This thesis demonstrates that machine learning can be applied in different ways to automate the analysis of morphologically complex agglutinating languages.
Firstly, the target language Zulu, an under-resourced indigenous language of South Africa, is characterised before presenting the Ukwabelana Corpus. The morphological Zulu corpus has been semi-automatically compiled in close cooperation with a linguistic expert and is the first publicly available corpus of its kind. It is statistically described and has been deployed for testing algorithms.
Secondly, the thesis introduces the novel evaluation metric EMMA and confirms that unsupervised morphological analysis is best assessed using a hard assignment between predicted and ground truth morpheme-label pairs.

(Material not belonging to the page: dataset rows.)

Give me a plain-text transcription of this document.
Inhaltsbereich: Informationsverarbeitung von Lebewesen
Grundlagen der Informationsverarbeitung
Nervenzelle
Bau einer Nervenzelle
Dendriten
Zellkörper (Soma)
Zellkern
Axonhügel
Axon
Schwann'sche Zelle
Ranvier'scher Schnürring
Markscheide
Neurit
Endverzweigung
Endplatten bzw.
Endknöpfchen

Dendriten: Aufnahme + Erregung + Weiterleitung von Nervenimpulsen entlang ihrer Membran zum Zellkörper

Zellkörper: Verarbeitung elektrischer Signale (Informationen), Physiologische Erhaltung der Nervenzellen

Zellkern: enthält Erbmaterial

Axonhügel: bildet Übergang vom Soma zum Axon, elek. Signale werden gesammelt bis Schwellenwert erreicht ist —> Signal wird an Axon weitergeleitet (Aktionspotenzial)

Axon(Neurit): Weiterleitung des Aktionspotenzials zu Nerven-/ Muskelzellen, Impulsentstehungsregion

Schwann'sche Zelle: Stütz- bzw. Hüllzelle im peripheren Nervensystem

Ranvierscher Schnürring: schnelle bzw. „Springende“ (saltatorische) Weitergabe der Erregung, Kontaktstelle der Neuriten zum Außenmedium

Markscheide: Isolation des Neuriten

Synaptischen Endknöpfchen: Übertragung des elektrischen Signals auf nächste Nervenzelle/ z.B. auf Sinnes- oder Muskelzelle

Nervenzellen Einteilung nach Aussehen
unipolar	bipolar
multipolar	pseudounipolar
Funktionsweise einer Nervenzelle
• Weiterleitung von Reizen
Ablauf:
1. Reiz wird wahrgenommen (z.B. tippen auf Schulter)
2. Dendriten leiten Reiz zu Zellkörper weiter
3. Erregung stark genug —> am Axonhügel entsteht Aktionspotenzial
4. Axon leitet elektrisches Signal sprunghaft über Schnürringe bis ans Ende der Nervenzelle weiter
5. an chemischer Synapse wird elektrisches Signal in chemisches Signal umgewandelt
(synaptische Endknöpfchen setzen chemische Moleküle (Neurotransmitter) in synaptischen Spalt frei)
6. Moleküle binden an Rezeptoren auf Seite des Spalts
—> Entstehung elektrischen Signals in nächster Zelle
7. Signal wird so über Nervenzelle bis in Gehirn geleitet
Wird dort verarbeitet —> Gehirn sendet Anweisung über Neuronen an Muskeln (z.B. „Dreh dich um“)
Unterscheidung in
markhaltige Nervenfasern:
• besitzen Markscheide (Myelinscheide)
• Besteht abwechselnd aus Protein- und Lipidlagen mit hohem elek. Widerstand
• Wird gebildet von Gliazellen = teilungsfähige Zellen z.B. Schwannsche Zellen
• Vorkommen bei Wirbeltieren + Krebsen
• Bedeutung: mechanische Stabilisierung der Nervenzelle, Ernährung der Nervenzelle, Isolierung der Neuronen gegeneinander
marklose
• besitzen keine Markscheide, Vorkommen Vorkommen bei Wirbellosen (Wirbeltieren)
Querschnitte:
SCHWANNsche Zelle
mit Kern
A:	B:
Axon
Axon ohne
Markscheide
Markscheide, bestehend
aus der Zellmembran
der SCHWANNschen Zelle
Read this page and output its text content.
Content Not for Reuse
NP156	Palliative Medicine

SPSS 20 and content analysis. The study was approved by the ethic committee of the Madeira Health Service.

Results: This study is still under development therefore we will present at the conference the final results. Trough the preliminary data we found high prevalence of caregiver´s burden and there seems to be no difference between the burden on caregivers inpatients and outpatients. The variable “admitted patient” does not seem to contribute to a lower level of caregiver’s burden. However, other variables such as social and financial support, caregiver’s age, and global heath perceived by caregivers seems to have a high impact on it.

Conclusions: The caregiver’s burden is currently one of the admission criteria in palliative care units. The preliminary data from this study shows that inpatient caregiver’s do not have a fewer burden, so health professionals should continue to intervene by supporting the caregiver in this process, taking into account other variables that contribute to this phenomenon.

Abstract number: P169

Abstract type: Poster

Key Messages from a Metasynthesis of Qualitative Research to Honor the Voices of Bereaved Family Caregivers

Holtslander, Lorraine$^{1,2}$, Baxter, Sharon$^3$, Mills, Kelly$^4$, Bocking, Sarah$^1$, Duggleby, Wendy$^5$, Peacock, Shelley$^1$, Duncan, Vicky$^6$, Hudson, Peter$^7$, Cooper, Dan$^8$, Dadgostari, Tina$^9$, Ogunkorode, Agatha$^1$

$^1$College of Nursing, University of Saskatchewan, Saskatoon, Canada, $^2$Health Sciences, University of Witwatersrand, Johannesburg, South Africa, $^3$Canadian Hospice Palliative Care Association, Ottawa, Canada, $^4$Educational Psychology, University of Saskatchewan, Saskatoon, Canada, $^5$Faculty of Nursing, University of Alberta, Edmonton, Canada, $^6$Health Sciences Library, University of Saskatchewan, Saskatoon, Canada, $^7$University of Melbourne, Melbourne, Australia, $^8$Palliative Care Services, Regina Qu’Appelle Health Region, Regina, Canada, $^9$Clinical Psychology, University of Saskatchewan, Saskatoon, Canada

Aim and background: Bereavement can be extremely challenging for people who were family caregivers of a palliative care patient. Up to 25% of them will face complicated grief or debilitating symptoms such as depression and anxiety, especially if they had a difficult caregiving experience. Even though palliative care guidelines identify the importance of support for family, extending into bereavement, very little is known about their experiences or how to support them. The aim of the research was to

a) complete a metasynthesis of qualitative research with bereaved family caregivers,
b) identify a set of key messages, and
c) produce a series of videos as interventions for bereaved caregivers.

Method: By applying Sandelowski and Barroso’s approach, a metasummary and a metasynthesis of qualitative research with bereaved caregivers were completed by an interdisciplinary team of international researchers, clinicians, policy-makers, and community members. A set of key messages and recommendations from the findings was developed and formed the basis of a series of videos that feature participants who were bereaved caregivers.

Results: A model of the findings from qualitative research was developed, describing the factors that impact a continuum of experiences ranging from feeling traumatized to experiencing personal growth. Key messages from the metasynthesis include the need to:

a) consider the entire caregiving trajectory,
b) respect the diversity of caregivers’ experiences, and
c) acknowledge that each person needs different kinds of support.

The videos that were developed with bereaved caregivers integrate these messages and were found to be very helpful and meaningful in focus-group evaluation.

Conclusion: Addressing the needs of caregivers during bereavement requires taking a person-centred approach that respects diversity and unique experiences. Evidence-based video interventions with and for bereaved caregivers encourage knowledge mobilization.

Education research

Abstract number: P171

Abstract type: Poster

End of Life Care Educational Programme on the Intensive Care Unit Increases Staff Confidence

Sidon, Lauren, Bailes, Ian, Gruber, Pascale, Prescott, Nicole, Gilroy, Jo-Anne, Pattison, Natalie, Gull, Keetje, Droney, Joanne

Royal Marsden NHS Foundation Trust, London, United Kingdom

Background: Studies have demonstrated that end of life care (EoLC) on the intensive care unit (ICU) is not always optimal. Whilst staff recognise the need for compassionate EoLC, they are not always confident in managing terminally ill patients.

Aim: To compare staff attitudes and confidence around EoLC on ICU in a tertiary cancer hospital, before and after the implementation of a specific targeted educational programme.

Thirdly, the probabilistic generative model Promodes is presented for the task of word decomposition. Parameter estimation is carried out by maximum likelihood estimation in a supervised and by expectation maximisation in an unsupervised setting. It is shown that the calibration of the decision threshold and combining different models through a committee or an ensemble can improve results.
Finally, two approaches for labelling morphemes, either in a post-processing step or simultaneously with word decomposition, are described. The former revisits the assignment between predicted and ground truth morphemes in EMMA and the latter, called DEAP, performs deductive-abductive parsing. DEAP first induces a context-free grammar from training examples, hypothesises possible parses and then either selects the top ranking ones or performs part-of-speech (POS) disambiguation by reverting to the syntactic context and to a morphological POS tagger.
In the experimental part of the thesis, all algorithms are evaluated on the target language Zulu as well as on other languages including English, Finnish, German and Turkish, and compared against reference methods.